At EUR 1.5 billion, revenue in the eCommerce division in the second quarter was 0.3 percent below the prior-year level. Excluding negative currency effects of EUR 31 million, growth was 1.8 percent. EBIT for the division decreased from EUR 109 million to EUR 78 million, mainly due to higher costs and ongoing investments in network expansion. The EBIT margin was 5.2 percent (Q2 2022: 7.2 percent). With the recently announced acquisition of MNG Kargo, one of Turkey's leading parcel service providers, the network both in Turkey and for cross-border e-commerce business will be strengthened.
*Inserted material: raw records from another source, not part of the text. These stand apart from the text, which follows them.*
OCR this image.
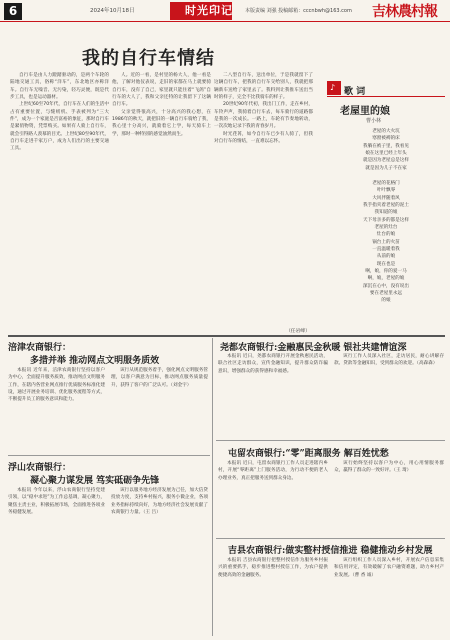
6	2024年10月18日	时光印记 本版责编 刘强 投稿邮箱：cccnbwh@163.com 吉林農村報
我的自行车情结

自行车是由人力蹬踏驱动的，是两个车轮的陆地交通工具，俗称“洋车”，东北地区亦称洋车。自行车无噪音、无污染，轻巧灵便，既是代步工具，也是运动器材。

上世纪60至70年代，自行车在人们的生活中占有重要位置，与缝纫机、手表被列为“三大件”，成为一个家庭是否富裕的象征，那时自行车是紧俏物资，凭票购买。如果有人骑上自行车，就会引得路人羡慕的目光。上世纪80至90年代，自行车走进千家万户，成为人们出行的主要交通工具。

人。近的一看，是村里的杨大人，他一看是他，了解对他仪表说，走旧的家都在马上就要骑自行车，没有了自己，家里就只能住着“飞鸽”自行车的大人了，我和父亲还特的让我留下了这辆自行车。

父亲觉得很高兴，十分高兴的我心想，在1986年的秋天，就把旧的一辆自行车骑给了我，我心里十分高兴，就骑着它上学，每天骑车上学，那时一种特别的感觉油然而生。

二八型自行车，送出单位，于是我就留下了这辆自行车，把我的自行车交给别人，我就把那辆新车送给了家里去了。我料到让我推车送出当时的样子，完全不比我骑车的样子。

20世纪90年代初，我出门工作，走在乡村，车铃声声，我骑着自行车去，每车骑行的道路都是我的一次成长。一路上，车轮有节奏地转动，一次次地记录下我的青春岁月。

时光荏苒，如今自行车已少有人骑了，但我对自行车的情结，一直难以忘怀。

（任岩峰）
♪ 歌 词
老屋里的娘
曹小林
老屋的大火坑
寒窗被褥的床
我躺在被子里，我看见
娘在这里已经上年头
就是因为老屋总是这样
就是因为儿子不在家
老屋的花格门
叶叶飘零
大风伴随着风
我手指夹着老屋的泥土
我知道的娘
天下母亲多的都是这样
老屋的灶台
灶台的娘
锅台上的火苗
一直温暖着我
从前的娘
现在也是
啊，娘，你的爱一马
啊，娘，老屋的娘
深沉在心中，没有说出
要在老屋里永远
的娘
涪津农商银行：
多措并举 推动网点文明服务质效

本报讯 近年来，涪津农商银行坚持以客户为中心，全面提升服务质效，推动网点文明服务工作，在辖内各营业网点推行优质服务标准化建设，通过开展业务培训、优化服务流程等方式，不断提升员工的服务意识和能力。

该行从规范服务着手，强化网点文明服务管理，以客户满意为目标，推动网点服务质量提升，获得了客户的广泛认可。（刘金宇）

浮山农商银行：
凝心聚力谋发展 笃实砥砺争先锋

本报讯 今年以来，浮山农商银行坚持党建引领，以“稳中求进”为工作总基调，凝心聚力，聚焦主责主业，积极拓展市场，全面推进各项业务稳健发展。

该行以服务地方经济发展为己任，加大信贷投放力度，支持乡村振兴，服务小微企业，各项业务指标持续向好，为地方经济社会发展贡献了农商银行力量。（王 吕）

尧都农商银行:金融惠民金秋暖 银社共建情谊深

本报讯 近日，尧都农商银行开展金秋惠民活动，联合社区走访群众，宣传金融知识，提升群众防诈骗意识，增强群众的获得感和幸福感。

该行工作人员深入社区，走访居民，耐心讲解存款、贷款等金融知识，受到群众的欢迎。（高森森）

屯留农商银行:“零”距离服务 解百姓忧愁

本报讯 近日，屯留农商银行工作人员走进辖内乡村，开展“零距离”上门服务活动，为行动不便的老人办理业务，真正把服务送到群众身边。

该行始终坚持以客户为中心，用心用情服务群众，赢得了群众的一致好评。（王 琦）

吉县农商银行:做实整村授信推进 稳健推动乡村发展

本报讯 吉县农商银行把整村授信作为服务乡村振兴的重要抓手，稳步推进整村授信工作，为农户提供便捷高效的金融服务。

该行组织工作人员深入乡村，开展农户信息采集和信用评定，有效破解了农户融资难题，助力乡村产业发展。（曹 香 诚）
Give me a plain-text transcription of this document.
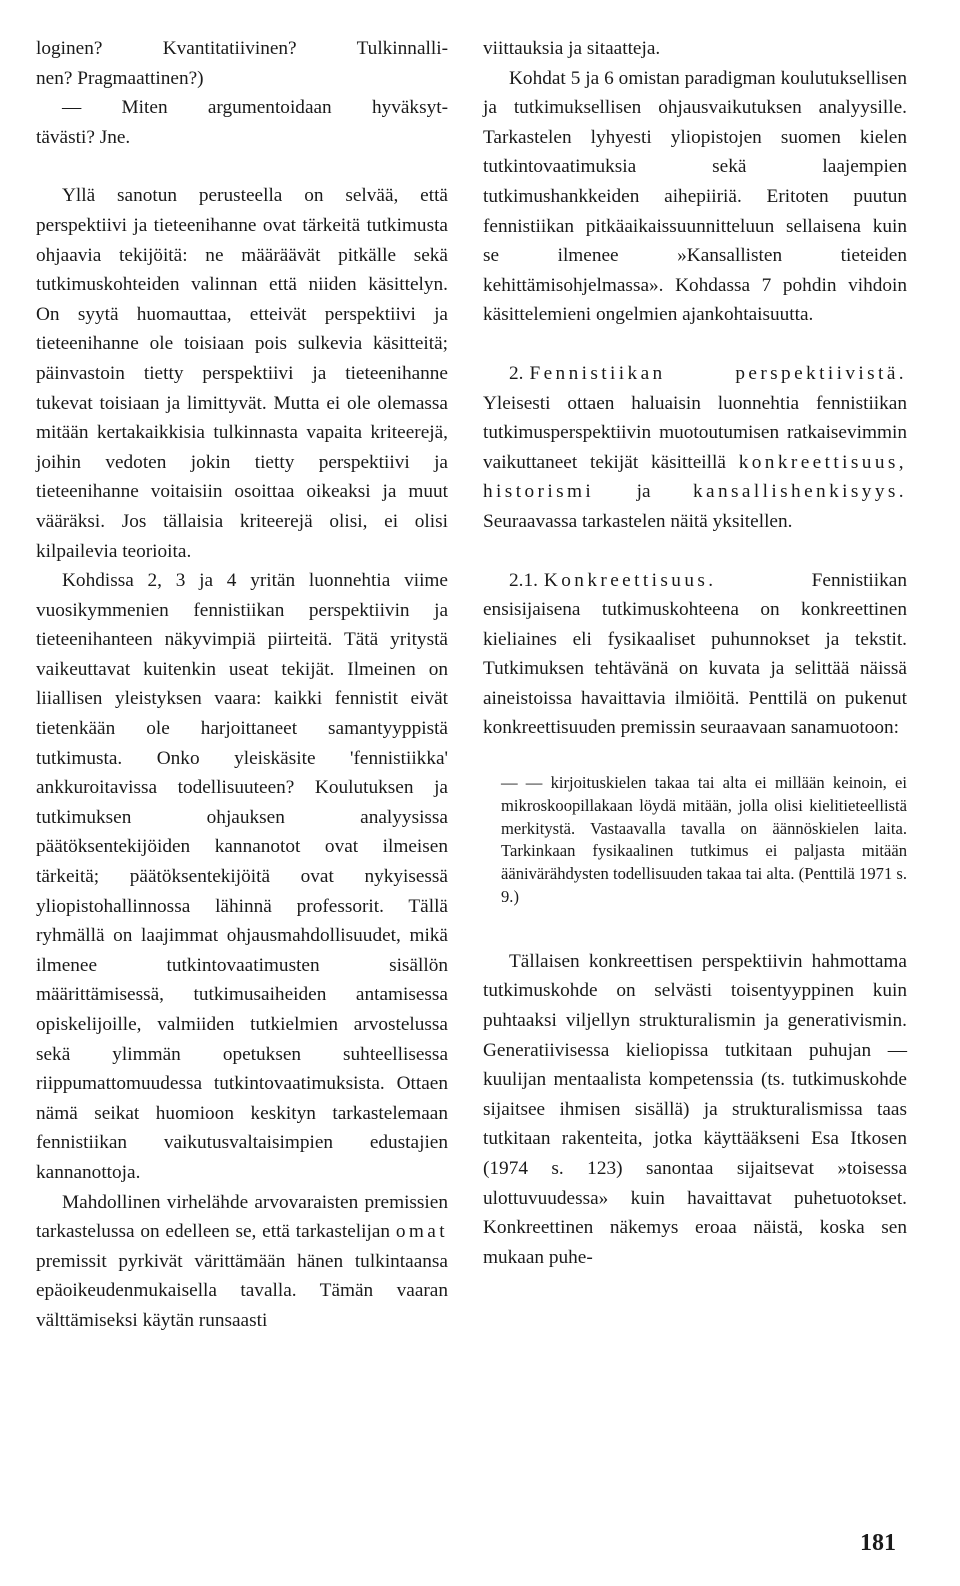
loginen? Kvantitatiivinen? Tulkinnalli-

nen? Pragmaattinen?)

— Miten argumentoidaan hyväksyt-

tävästi? Jne.

Yllä sanotun perusteella on selvää, että perspektiivi ja tieteenihanne ovat tärkeitä tutkimusta ohjaavia tekijöitä: ne määräävät pitkälle sekä tutkimuskohteiden valinnan että niiden käsittelyn. On syytä huomauttaa, etteivät perspektiivi ja tieteenihanne ole toisiaan pois sulkevia käsitteitä; päinvastoin tietty perspektiivi ja tieteenihanne tukevat toisiaan ja limittyvät. Mutta ei ole olemassa mitään kertakaikkisia tulkinnasta vapaita kriteerejä, joihin vedoten jokin tietty perspektiivi ja tieteenihanne voitaisiin osoittaa oikeaksi ja muut vääräksi. Jos tällaisia kriteerejä olisi, ei olisi kilpailevia teorioita.

Kohdissa 2, 3 ja 4 yritän luonnehtia viime vuosikymmenien fennistiikan perspektiivin ja tieteenihanteen näkyvimpiä piirteitä. Tätä yritystä vaikeuttavat kuitenkin useat tekijät. Ilmeinen on liiallisen yleistyksen vaara: kaikki fennistit eivät tietenkään ole harjoittaneet samantyyppistä tutkimusta. Onko yleiskäsite 'fennistiikka' ankkuroitavissa todellisuuteen? Koulutuksen ja tutkimuksen ohjauksen analyysissa päätöksentekijöiden kannanotot ovat ilmeisen tärkeitä; päätöksentekijöitä ovat nykyisessä yliopistohallinnossa lähinnä professorit. Tällä ryhmällä on laajimmat ohjausmahdollisuudet, mikä ilmenee tutkintovaatimusten sisällön määrittämisessä, tutkimusaiheiden antamisessa opiskelijoille, valmiiden tutkielmien arvostelussa sekä ylimmän opetuksen suhteellisessa riippumattomuudessa tutkintovaatimuksista. Ottaen nämä seikat huomioon keskityn tarkastelemaan fennistiikan vaikutusvaltaisimpien edustajien kannanottoja.

Mahdollinen virhelähde arvovaraisten premissien tarkastelussa on edelleen se, että tarkastelijan omat premissit pyrkivät värittämään hänen tulkintaansa epäoikeudenmukaisella tavalla. Tämän vaaran välttämiseksi käytän runsaasti

viittauksia ja sitaatteja.

Kohdat 5 ja 6 omistan paradigman koulutuksellisen ja tutkimuksellisen ohjausvaikutuksen analyysille. Tarkastelen lyhyesti yliopistojen suomen kielen tutkintovaatimuksia sekä laajempien tutkimushankkeiden aihepiiriä. Eritoten puutun fennistiikan pitkäaikaissuunnitteluun sellaisena kuin se ilmenee »Kansallisten tieteiden kehittämisohjelmassa». Kohdassa 7 pohdin vihdoin käsittelemieni ongelmien ajankohtaisuutta.

2. Fennistiikan perspektiivistä. Yleisesti ottaen haluaisin luonnehtia fennistiikan tutkimusperspektiivin muotoutumisen ratkaisevimmin vaikuttaneet tekijät käsitteillä konkreettisuus, historismi ja kansallishenkisyys. Seuraavassa tarkastelen näitä yksitellen.

2.1. Konkreettisuus.	Fennistiikan ensisijaisena tutkimuskohteena on konkreettinen kieliaines eli fysikaaliset puhunnokset ja tekstit. Tutkimuksen tehtävänä on kuvata ja selittää näissä aineistoissa havaittavia ilmiöitä. Penttilä on pukenut konkreettisuuden premissin seuraavaan sanamuotoon:

— — kirjoituskielen takaa tai alta ei millään keinoin, ei mikroskoopillakaan löydä mitään, jolla olisi kielitieteellistä merkitystä. Vastaavalla tavalla on äännöskielen laita. Tarkinkaan fysikaalinen tutkimus ei paljasta mitään äänivärähdysten todellisuuden takaa tai alta. (Penttilä 1971 s. 9.)

Tällaisen konkreettisen perspektiivin hahmottama tutkimuskohde on selvästi toisentyyppinen kuin puhtaaksi viljellyn strukturalismin ja generativismin. Generatiivisessa kieliopissa tutkitaan puhujan —kuulijan mentaalista kompetenssia (ts. tutkimuskohde sijaitsee ihmisen sisällä) ja strukturalismissa taas tutkitaan rakenteita, jotka käyttääkseni Esa Itkosen (1974 s. 123) sanontaa sijaitsevat »toisessa ulottuvuudessa» kuin havaittavat puhetuotokset. Konkreettinen näkemys eroaa näistä, koska sen mukaan puhe-

181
Post & Parcel Germany: Weak earnings performance due to inflation and regulatory framework

Revenue in the Post & Parcel Germany division in the second quarter of the year was up 0.8 percent against the prior-year figure at EUR 4.0 billion. Revenue growth at Parcel Germany and in the international segment offset the ongoing, structurally induced declines in the German postal business. EBIT for the division was 49.2 percent below the prior-year period at EUR 123 million due to higher costs caused by inflation and the special payment of the inflation compensation. The cost increases in the mail business could not be offset by higher prices due to the current rate regulation for basic mail products. This also led to a 40.6 percent decrease in capital expenditure in the division compared with the prior-year period. The EBIT margin was 3.1 percent.